Jason looked up for a moment as he noticed that one of the strange-looking cypress trees, standing tall on its knees in the flood, was moving along his line of vision. He looked up and found himself staring at the range of twelve feet or so into the beady eyes of a cormorant, one of a dozen who occupied the tree’s lower branches—black, sinister silhouettes that sat in the trees as motionless, and as alien, as Easter Island statues, sentinels standing guard over unknown country.
Surprise brought an exclamation to Jason’s lips. The cormorants didn’t react, didn’t even blink.
“Urn,” he said, to cover sudden embarrassment. “We’re moving. There’s a current here.” He heard the others shifting in the cockpit, testing the notion for themselves. None of them seemed to notice the ominous, long-necked figures in the trees that followed them with glittering eyes.
“The current is going downstream,” Manon said. “All we have to do is go in the direction of the current, right?”
When Nick spoke, it was with slow reluctance. “Not necessarily,” he said. “The storm just dumped a lot of rain upstream from here. When the flood hits us, it might spread out into the country as well as draining toward the Gulf. This current might be taking us further inland.”

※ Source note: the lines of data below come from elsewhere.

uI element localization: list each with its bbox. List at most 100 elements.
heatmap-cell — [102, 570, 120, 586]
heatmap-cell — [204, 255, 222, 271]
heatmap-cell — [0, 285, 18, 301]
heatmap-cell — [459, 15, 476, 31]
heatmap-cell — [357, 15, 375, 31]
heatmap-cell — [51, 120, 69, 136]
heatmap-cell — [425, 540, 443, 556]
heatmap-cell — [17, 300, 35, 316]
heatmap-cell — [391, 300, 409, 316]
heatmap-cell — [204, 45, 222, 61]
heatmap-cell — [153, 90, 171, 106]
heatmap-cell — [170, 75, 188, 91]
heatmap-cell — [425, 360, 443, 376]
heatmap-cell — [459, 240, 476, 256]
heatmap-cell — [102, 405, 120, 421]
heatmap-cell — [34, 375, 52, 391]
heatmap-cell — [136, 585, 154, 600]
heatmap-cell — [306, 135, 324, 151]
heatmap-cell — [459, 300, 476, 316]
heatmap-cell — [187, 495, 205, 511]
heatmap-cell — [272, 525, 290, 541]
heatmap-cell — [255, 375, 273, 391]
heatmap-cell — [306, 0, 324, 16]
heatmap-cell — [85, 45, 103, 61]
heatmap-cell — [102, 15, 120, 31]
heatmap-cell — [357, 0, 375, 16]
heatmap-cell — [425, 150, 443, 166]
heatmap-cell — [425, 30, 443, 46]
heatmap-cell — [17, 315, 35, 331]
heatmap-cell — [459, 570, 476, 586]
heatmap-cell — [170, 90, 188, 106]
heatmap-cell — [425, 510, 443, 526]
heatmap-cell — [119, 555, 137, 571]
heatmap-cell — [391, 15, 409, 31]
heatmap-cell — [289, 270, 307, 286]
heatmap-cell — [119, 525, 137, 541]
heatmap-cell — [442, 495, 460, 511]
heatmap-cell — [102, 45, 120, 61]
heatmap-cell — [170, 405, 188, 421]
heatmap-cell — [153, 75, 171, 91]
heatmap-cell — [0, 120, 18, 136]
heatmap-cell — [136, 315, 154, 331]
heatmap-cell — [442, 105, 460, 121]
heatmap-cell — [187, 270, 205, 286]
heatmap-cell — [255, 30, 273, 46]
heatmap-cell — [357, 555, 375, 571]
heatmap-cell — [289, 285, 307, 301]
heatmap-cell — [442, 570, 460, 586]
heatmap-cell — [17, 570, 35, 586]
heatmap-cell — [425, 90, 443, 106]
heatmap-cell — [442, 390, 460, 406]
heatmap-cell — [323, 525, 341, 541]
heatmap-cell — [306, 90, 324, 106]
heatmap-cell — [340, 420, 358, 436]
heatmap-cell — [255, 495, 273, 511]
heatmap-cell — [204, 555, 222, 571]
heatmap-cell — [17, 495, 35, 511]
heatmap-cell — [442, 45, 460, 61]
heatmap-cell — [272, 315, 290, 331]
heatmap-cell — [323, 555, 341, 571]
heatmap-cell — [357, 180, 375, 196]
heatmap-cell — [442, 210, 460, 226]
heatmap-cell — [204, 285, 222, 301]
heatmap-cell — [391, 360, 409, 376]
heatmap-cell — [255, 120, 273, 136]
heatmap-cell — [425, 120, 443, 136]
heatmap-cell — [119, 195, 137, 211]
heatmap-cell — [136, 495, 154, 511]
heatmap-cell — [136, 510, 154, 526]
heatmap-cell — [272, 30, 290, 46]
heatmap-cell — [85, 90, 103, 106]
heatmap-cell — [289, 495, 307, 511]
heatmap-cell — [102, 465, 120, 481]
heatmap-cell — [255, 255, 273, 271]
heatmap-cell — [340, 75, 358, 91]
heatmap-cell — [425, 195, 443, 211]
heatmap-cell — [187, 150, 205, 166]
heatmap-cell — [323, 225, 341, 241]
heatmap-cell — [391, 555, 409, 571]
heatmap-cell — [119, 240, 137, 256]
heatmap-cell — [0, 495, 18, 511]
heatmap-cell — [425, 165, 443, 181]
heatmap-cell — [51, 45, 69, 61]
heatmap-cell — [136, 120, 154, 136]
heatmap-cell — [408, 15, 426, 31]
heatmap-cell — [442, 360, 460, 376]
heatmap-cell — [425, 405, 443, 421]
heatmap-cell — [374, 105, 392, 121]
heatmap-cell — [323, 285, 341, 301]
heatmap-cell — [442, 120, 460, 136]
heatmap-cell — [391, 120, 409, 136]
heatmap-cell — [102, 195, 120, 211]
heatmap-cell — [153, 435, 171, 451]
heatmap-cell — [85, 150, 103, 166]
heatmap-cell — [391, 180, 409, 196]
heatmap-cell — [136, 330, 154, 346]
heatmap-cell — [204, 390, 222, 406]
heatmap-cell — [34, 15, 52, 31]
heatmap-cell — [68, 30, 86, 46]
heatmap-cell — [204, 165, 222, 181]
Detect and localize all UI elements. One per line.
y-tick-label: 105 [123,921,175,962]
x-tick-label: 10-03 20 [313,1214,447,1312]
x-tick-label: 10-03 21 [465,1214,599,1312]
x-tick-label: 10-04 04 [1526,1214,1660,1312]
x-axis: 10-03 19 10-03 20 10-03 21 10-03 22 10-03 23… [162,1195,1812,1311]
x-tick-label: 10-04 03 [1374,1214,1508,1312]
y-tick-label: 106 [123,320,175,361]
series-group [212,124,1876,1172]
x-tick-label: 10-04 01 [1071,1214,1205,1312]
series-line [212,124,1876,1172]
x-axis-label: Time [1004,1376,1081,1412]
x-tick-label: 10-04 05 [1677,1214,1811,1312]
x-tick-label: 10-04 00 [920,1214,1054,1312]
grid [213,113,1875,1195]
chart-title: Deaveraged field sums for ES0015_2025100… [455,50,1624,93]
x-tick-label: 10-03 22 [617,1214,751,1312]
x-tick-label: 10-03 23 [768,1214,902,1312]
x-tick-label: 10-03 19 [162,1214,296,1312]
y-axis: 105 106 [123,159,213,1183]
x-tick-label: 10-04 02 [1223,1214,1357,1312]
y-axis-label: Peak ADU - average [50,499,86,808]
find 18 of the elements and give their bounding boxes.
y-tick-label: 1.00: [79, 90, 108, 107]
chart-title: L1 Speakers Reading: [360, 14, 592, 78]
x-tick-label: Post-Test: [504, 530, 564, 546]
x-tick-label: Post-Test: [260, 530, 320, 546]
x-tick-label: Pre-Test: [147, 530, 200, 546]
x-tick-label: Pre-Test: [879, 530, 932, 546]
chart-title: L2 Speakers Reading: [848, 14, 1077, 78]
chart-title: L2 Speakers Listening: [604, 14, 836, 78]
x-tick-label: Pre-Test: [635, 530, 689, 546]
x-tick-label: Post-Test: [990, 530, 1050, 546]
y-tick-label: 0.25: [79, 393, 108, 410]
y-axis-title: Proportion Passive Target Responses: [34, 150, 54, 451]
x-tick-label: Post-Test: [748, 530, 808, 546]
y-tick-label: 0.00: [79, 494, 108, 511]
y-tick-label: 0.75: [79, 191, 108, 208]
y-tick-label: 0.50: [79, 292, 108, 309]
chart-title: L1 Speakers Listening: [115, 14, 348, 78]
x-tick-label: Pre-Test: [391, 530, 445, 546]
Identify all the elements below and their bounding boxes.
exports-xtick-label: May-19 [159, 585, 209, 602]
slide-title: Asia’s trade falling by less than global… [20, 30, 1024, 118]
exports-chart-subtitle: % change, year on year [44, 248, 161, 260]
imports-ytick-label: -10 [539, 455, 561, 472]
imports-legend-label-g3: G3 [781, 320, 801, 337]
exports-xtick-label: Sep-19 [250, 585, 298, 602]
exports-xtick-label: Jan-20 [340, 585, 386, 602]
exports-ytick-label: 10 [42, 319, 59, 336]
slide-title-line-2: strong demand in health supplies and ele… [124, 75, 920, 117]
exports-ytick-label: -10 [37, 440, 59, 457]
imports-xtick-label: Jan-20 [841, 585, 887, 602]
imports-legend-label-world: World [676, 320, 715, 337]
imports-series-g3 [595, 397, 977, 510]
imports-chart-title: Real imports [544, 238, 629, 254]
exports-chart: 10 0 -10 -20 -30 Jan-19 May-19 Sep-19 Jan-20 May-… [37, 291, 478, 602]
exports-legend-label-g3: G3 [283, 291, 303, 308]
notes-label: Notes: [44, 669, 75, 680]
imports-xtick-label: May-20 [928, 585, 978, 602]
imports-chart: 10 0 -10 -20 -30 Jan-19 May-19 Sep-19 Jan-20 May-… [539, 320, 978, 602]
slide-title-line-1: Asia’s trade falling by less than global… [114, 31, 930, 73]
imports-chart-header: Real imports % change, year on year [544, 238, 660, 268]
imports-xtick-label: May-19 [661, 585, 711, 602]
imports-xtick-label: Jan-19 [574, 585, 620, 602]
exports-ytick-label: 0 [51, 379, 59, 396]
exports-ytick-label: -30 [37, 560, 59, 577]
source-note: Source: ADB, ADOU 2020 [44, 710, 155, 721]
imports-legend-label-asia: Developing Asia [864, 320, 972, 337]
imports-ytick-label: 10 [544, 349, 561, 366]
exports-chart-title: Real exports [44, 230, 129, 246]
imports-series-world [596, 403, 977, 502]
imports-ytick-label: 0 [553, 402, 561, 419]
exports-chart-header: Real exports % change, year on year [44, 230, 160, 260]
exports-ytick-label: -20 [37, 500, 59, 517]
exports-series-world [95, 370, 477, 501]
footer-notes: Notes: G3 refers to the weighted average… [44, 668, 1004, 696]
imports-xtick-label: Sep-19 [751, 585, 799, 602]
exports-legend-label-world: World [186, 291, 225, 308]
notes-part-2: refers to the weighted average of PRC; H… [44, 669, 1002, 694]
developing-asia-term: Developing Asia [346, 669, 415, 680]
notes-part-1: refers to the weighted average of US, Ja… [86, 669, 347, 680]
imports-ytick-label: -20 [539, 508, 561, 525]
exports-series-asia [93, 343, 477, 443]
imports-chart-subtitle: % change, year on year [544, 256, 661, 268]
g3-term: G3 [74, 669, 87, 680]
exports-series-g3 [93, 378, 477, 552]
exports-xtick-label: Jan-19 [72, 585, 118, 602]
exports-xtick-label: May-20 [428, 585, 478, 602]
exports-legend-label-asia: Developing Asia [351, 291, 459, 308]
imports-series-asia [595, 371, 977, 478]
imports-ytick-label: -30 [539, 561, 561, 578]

“That’s not bad, is it?” Manon asked. “There are people inland.”
“Maybe. It could be that we’re just going further into the wilderness.” There was another moment of silence. “Nick,” Manon said, “we have to get the child some food.” Jason turned away from the cormorants, saw Nick frowning in the cockpit. “I don’t want to use fuel till we know where we’re going.”
“Anywhere is better than this.”
“The fog will lift sooner or later,” Jason offered, but the adults paid him no attention. It was as if they were locked in a kind of dance, and they couldn’t leave the dance floor till the end of the music, and they couldn’t change to a different dance because these were the only steps they knew. Arlette, who knew the steps as well as the dancers, left her father’s lap and joined Jason on the foredeck. They hunched in cold silence and watched the cormorants fade away into the mist. At the end of the argument, Nick started the outboard and began to motor along with the current. Jason and Arlette took their oars and stood on the foredeck to fend off floating debris.